Referring to FIGS. 2B and 2C, the indexing union assembly 32 is connected, via the sleeve 60, to a safety valve assembly, shown in general by the reference numeral 70. To this end, the lower portion of the sleeve 60 is in threaded engagement with an upper sub 72 of the safety valve assembly 70. The safety valve assembly 70 also includes a housing sleeve 74 the upper portion of which extends over the sub 72 and includes a fishing neck 74a at its upper end portion. There is no mechanical connection between the sub 72 and the sleeve 74, and a sealing member 72a extends in an annular groove formed in the outer surface of the sub 72 which engages the inner surface of the sleeve 74 to permit slidable movement between the sub 72 and the sleeve 74 under conditions to be described.

A portion of the wall of the sub 72 is milled out to define an area 72b which receives the fitting 68 (FIG. 2C) and the end of the control line 66. The fitting 68 is externally threaded and extends in an internally threaded bore 72c in the sub 72 adjacent the milled area 72. One or more strain relief members 75 (FIG. 2B) are supported by the sub 72 and extend in the area 72b for supporting the control line 66.

A tubular control housing 76 (FIG. 2C) extends downwardly from the sub 72 and the housing sleeve 74 with the lower end portion of the sleeve 74 and the upper end portion of the housing 76 in threaded engagement.
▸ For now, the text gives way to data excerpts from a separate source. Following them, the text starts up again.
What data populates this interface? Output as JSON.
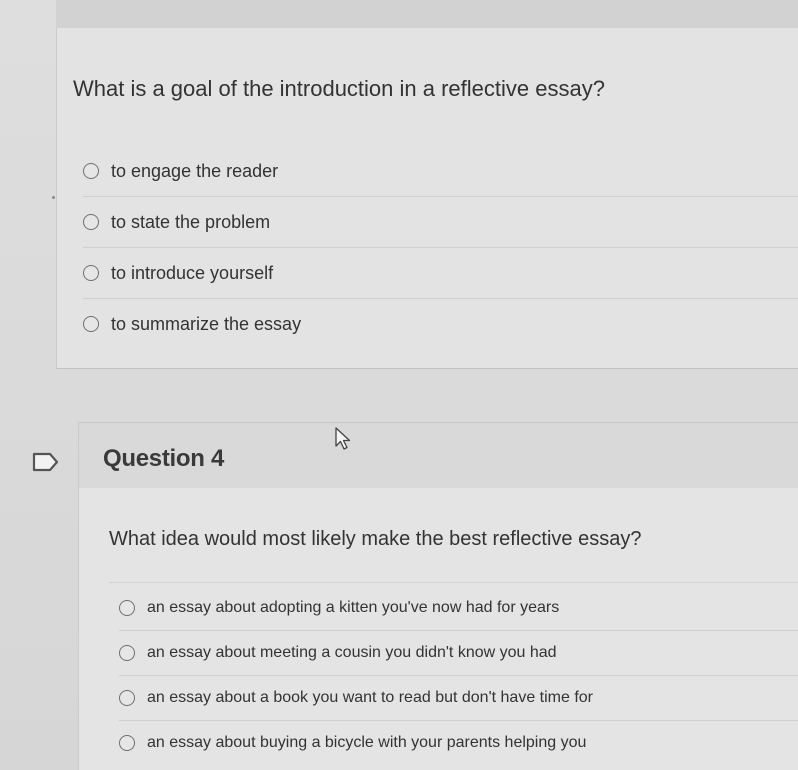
{
  "question_3": {
    "prompt": "What is a goal of the introduction in a reflective essay?",
    "options": [
      {
        "label": "to engage the reader"
      },
      {
        "label": "to state the problem"
      },
      {
        "label": "to introduce yourself"
      },
      {
        "label": "to summarize the essay"
      }
    ]
  },
  "question_4": {
    "title": "Question 4",
    "prompt": "What idea would most likely make the best reflective essay?",
    "options": [
      {
        "label": "an essay about adopting a kitten you've now had for years"
      },
      {
        "label": "an essay about meeting a cousin you didn't know you had"
      },
      {
        "label": "an essay about a book you want to read but don't have time for"
      },
      {
        "label": "an essay about buying a bicycle with your parents helping you"
      }
    ]
  },
  "icons": {
    "flag": "flag-icon",
    "cursor": "mouse-pointer-icon"
  },
  "colors": {
    "background": "#d8d8d8",
    "card": "#e4e4e4",
    "text": "#333333",
    "radio_border": "#6f6f6f"
  }
}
A fluid flow passage 76b extends through the housing 76 and registers with a milled bore 72d in the sub 72 which communicates with the threaded bore 72c in the sub 72 to receive fluid from the control line 66, via the fitting 68, as will be further described.

A connector assembly, referred to in general by the reference numeral 80 in FIG. 2C, is provided for quick-releasably disconnecting the sub 72 and therefore the fitting 68 and the control line 66, from the remaining components of the safety valve assembly 70. The connector assembly 80 includes a tubular prop 86 extending within the sub 72 and having an outer diameter slightly less than the inner diameter of a corresponding portion of sub 72. The bore of the prop 86 connects the bore of the sub 72 to the bore of the housing 76 to define a continuous flow passage for production fluid, as will be described.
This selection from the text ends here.